Thao Gibson scite author profile

Devices and machines which perform additive manufacturing (adding material in a layer-wise or bead-wise manner to produce complex structure rather than removing material through machining) are maturing and entering the commercial market. While small prototype parts are routinely made using these devices, a number of industries, including biomedical and aerospace, are considering using these techniques for production parts. New materials which take advantage of the unique capability of additive manufacturing are beginning to evolve. Hybridization of materials at smaller scales now becomes possible with the precision of additive manufacturing devices. However, the fundamentals of structural performance of materials that can be produced by these methods are still to be explored and understood.. The current effort focuses on characterizing and describing the fundamental processing of hybrid materials produced using a combination of laser sintering of metals combined with polymer infusion of advanced carbon fabric.

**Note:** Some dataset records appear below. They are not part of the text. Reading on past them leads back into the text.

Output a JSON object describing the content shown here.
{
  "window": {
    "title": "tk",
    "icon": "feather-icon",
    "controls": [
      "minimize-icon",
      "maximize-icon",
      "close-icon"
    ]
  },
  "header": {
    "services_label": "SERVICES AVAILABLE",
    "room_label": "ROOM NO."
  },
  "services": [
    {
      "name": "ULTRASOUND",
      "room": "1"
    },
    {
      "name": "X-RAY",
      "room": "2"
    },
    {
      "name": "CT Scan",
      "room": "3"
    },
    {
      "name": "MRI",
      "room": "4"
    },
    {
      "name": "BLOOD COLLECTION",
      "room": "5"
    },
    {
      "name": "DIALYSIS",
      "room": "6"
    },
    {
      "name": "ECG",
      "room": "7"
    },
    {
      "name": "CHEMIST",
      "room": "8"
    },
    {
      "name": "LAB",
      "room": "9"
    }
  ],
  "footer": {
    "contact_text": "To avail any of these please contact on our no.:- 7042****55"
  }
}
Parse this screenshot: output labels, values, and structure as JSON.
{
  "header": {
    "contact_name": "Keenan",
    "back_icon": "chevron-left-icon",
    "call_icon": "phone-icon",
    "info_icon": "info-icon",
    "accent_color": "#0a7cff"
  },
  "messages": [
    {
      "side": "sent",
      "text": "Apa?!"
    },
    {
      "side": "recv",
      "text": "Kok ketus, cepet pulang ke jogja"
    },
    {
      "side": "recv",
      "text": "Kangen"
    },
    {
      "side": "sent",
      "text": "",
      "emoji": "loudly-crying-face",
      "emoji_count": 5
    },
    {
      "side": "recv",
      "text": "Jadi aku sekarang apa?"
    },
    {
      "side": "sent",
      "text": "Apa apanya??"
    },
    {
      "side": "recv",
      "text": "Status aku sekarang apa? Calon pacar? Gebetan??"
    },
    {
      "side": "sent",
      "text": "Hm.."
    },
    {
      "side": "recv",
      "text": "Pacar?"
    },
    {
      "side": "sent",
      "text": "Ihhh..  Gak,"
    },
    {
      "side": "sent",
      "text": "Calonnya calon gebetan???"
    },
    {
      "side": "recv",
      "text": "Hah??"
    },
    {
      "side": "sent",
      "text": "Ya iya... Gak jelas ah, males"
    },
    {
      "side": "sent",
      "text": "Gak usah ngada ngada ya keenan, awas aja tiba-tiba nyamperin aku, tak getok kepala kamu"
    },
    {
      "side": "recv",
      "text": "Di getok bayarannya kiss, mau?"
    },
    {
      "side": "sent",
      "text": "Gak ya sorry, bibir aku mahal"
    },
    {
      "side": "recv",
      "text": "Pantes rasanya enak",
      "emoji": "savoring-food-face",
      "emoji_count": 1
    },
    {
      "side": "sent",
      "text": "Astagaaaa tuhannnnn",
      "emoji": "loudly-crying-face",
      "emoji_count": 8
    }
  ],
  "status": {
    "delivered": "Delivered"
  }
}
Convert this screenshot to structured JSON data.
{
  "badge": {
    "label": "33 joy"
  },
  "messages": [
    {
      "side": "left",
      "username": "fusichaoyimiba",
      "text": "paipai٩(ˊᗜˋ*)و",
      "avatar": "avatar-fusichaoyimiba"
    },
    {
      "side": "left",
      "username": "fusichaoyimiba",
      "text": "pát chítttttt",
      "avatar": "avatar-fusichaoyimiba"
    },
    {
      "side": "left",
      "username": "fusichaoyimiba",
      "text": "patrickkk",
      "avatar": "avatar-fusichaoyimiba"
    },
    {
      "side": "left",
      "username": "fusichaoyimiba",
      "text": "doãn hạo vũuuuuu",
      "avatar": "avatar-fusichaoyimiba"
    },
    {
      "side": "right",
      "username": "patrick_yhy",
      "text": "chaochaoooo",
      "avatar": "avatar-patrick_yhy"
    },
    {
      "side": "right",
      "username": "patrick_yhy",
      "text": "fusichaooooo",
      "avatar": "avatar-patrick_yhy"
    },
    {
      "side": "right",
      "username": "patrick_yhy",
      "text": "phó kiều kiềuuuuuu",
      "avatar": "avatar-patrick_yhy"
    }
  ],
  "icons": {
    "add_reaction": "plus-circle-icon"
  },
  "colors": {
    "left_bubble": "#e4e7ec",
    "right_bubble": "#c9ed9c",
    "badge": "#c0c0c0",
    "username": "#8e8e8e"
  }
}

Ultimately, the work seeks to develop a fundamental understanding of the structural mechanics of these novel graphite-metal materials produced through hybrid processes. By understanding development and location of weak structural planes, effects of voids and discontinuities, load transfer from nano to macro scale, reinforcement distribution, gradients in properties, and effects of residual stress, a complete materials design process beginning with structural requirements and ending with material and process selection can be developed. This paper will summarize the first experimental steps taken to process and fabricate a metal-to-composite hybrid joint using a combination of additive manufacturing and conventional composite processes. Experimental conditions are described and morphology of the resulting hybrids is discussed. Future plans for testing are described.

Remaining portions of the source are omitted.